Havel had a lot to teach to Hitchens. Hitchens would have listened to Havel. 

Indeed, of all people on this planet who God might have chosen to counsel a stunned Hitchens as he sits outside the Pearly Gates shaken in awed confusion, Havel would have been perfect, the one intellectual to merit Hitchens’ intellect and respect. If Hitchens’ un-merry band of atheists will forgive me, the religious romantic in me can’t help but indulge an image of Hitchens sitting there, hunched over, head in hands, only to look up at a smiling Havel and saying, “Fancy that I’d see you here. You just getting here?”

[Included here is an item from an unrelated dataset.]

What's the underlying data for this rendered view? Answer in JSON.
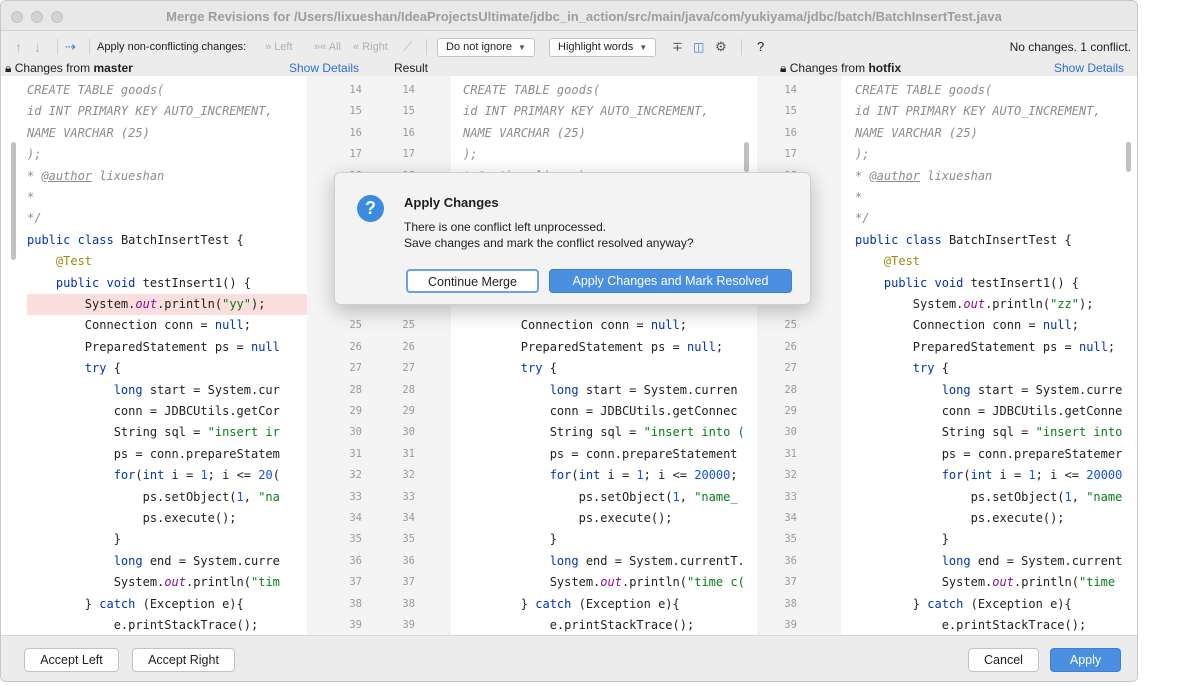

 Vaclav Havel was not just a man of politics and intellect, but a man of the arts, theater, literature—and, yes, of God. He exhorted the West and the wider post-modern world to seek “transcendence.” Hitchens might have figured God “the ultimate totalitarian,” but Havel saw God as the solution to totalitarianism, as tyranny’s antidote, as the fountainhead of freedom. This was something Havel deeply admired about America and its roots—its fusion of faith and freedom and the recognition that the latter cannot genuinely exist without the former. “The Declaration of Independence states that the Creator gave man the right to liberty,” Havel concluded in his July 4, 1994 lecture at Philadelphia’s Independence Hall, home of that very sentiment. “It seems man can realize that liberty only if he does not forget the One who endowed him with it.”

Vaclav Havel never forgot that principle nor its Endower. Neither did any of the Cold War seven that laid waste to the Soviet beast. And it was with the power of that conviction that they tapped the ultimate force that resolved the Cold War and won the victory for freedom and good against oppression and evil.

Vaclav Havel now joins the Heavenly majority. May he rest in peace, at last reaching true transcendence.


Paul Kengor is professor of political science and executive director of the Center for Vision & Values at Grove City College. He is also co-author (with Patricia Clark Doerner) of The Judge: William P. Clark, Ronald Reagan's Top Hand (Ignatius Press, 2007).